SAVANNAH, GA— September 28, 2016– Savannah State University’s (SSU) Qian Chen, Ph.D., assistant professor of computer science technology, and two students completed a summer research project aimed at protecting infrastructure. Chen was joined by Summer Sykes, a senior electronics engineering technology student from Atlanta, Ga., and Chelsea Calhoun, a senior in computer science technology from Jacksonville, Fla.
The SSU team worked at the Oak Ridge National Laboratory (ORNL) to design and test a method for companies to know a cyber attack is affecting a supervisory control and data acquisition (SCADA) system. Many of the nation’s large industries and manufacturers – oil companies, wastewater facilities, electrical grids, large communication networks – use SCADA systems to remotely operate multiple locations from a single place.
SCADA systems are prime targets for cyber attacks and, according to one study, have doubled over the past year; yet, more than 30% of organizations did not know their SCADA system had even been breached.
The research conducted by Chen, Sykes and Calhoun designed a technique with high detection accuracy. Their process monitors, tracks and compares the power consumption during normal activity and during an attack. The SCADA systems can now be programmed to sense the spike in power consumption, detect a threat and alert an organization.
Chen will present the findings at the Hawaii International Conference on System Sciences 50.
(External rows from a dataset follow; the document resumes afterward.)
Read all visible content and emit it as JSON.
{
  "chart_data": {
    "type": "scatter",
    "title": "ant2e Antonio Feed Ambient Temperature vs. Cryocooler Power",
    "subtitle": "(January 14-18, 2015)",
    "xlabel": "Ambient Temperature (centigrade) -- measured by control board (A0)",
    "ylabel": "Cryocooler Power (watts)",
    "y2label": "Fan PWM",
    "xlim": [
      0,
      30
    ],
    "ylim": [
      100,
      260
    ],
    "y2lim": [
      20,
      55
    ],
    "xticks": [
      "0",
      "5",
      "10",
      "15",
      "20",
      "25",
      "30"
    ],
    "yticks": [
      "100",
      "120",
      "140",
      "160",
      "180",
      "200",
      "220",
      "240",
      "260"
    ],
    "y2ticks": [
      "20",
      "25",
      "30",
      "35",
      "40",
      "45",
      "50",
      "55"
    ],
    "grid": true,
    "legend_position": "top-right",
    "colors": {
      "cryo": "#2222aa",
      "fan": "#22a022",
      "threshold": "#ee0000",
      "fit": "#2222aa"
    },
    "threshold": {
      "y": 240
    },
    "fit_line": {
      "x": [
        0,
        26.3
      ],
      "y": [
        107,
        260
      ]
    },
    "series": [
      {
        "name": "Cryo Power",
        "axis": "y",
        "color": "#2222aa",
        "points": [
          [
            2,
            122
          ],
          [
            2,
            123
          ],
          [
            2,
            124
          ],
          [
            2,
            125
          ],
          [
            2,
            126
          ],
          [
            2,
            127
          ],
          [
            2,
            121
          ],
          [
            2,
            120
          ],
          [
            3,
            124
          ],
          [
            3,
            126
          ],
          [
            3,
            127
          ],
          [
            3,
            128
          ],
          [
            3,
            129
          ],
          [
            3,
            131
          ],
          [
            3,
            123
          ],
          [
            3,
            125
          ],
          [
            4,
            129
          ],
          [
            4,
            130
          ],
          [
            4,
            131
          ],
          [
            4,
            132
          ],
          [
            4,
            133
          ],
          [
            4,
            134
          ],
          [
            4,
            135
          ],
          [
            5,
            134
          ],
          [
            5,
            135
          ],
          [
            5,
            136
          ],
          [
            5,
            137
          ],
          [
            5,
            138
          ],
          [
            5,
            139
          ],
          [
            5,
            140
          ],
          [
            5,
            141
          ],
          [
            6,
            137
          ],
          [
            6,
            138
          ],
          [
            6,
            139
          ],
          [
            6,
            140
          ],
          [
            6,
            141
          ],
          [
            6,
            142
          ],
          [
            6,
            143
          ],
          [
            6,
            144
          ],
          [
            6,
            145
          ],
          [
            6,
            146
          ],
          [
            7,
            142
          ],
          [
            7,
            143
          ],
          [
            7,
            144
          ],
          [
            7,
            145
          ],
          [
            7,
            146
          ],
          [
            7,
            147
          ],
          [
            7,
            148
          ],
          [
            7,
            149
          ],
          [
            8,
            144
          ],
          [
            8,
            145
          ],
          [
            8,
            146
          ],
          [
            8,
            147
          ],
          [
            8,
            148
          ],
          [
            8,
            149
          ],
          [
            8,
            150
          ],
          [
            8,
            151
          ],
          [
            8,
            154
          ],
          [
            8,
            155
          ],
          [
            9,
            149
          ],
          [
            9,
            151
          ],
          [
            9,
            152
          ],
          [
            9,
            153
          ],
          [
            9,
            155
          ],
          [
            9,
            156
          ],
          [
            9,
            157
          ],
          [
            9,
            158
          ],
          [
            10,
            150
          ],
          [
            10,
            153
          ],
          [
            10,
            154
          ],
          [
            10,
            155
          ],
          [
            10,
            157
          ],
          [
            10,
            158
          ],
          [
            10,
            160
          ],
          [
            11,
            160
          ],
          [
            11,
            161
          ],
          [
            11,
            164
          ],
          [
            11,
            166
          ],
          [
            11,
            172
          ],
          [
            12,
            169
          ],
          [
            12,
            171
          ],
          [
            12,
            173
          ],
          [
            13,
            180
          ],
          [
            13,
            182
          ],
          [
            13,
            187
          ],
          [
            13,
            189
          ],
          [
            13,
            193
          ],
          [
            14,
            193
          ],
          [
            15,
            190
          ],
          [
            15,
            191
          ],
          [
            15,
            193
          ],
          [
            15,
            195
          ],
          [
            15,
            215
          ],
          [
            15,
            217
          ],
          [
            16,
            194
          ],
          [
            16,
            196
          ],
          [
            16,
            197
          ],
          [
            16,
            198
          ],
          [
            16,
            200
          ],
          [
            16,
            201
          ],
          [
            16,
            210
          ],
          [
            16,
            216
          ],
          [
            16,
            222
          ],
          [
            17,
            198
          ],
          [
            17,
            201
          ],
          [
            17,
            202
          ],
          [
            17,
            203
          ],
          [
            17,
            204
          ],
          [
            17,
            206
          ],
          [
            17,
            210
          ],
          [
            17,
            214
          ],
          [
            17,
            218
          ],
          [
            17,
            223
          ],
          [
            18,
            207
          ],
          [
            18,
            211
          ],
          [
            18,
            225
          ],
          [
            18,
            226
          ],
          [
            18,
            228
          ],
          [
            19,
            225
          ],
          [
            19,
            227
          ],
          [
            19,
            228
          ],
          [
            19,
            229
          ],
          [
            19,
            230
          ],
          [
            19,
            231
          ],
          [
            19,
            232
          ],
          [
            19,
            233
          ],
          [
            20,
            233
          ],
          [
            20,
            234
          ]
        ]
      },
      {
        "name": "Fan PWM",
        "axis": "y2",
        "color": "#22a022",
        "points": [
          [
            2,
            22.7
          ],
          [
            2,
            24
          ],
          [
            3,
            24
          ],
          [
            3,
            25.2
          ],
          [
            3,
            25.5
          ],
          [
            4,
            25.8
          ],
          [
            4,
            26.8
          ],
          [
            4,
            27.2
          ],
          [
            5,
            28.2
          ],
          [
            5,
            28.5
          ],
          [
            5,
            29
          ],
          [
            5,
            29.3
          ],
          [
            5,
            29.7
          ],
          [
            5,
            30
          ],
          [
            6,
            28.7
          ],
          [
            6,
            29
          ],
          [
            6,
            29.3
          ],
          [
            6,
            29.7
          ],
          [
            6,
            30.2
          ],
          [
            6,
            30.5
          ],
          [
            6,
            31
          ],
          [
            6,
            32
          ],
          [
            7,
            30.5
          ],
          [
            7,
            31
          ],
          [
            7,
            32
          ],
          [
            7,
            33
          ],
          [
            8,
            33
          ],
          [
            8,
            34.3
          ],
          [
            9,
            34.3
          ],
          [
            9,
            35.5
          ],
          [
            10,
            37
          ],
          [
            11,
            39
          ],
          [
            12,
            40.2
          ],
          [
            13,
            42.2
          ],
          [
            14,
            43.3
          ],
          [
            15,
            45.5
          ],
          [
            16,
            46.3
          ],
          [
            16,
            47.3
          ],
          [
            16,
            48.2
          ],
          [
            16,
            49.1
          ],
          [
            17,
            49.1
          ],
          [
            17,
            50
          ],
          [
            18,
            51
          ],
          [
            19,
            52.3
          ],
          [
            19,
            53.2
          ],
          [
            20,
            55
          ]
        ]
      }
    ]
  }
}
ABOUT SAVANNAH STATE UNIVERSITY
Established in 1890, Savannah State University is the oldest public historically black college or university in Georgia and the oldest institution of higher learning in the city of Savannah. The university’s 4,800 students select majors from 30 undergraduate and six graduate programs in three colleges — Liberal Arts and Social Sciences, Business Administration and Sciences and Technology — and the School of Teacher Education.